Coney Island parece un desguace, un taller al aire libre de coches y ladrillos ahogados. “¡Ha pasado un monstruo!”, grita un operario que retira escombros. La arena ha cubierto las entradas de un bloque de viviendas pegado al mar. Parece un cuadro, un fotograma, una maqueta simulando algún simulacro, parece cualquier cosa excepto lo que es, que es verdad. Las olas se acercan suaves a la orilla, hoy tan indefensas, ayer tan dañinas. «Señorita y rubia, peligro», me dice un hombre.

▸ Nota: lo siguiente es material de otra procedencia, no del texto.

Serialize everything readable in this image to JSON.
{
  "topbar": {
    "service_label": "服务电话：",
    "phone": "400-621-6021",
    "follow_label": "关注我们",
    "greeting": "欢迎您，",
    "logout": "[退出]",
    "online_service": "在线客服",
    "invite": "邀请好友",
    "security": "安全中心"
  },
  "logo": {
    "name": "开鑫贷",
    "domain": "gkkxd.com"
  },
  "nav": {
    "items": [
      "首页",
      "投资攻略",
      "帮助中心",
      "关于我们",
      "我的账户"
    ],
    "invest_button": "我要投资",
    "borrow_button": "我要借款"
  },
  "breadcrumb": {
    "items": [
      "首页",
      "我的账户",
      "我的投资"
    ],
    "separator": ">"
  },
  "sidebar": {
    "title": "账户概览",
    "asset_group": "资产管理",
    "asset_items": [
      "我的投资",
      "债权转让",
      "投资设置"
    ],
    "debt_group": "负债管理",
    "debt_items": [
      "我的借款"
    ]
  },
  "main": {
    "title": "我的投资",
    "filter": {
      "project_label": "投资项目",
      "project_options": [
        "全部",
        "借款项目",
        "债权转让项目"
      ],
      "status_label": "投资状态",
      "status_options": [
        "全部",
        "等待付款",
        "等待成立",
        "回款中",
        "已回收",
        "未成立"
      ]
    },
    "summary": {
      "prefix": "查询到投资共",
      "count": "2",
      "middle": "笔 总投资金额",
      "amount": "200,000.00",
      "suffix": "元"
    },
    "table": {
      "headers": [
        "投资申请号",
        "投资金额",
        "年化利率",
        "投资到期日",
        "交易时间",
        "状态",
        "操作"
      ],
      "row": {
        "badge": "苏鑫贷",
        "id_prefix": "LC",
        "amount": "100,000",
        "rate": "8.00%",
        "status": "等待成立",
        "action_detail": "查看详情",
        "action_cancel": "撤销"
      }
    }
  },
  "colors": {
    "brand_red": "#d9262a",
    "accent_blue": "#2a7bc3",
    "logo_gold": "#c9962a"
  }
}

Sigo a lo mío. Louis, un negro muy bajito, y su vecino, rabino, desempañan los cristales de los bajos. Tras varias horas conversando con las ruinas de sus habitantes, decido volver en bus. Me alegra que la conductora sea conductora. Esta vez el paisaje desolador está dentro, en los ojos que buscan el botón de la próxima parada como el más fácil de los consuelos. Aquí, en Coney Island, como en la Babilonia de los feriantes de Carnivale, los muertos y los vivos comparten hasta la última gota de aliento. Por primera vez soy consciente de que en este país cualquiera te puede sacar una pistola. Llego a Manhattan feliz, después de haber hecho lo que sentí que tenía que hacer. El amigo de Mary duerme a pierna suelta en el apartamento. Tiene pinta del malo de los telefilmes de Antena 3. Ahora sí tengo el disneumón pernasal a mano.
Olivia Carballar, 37 años, es periodista.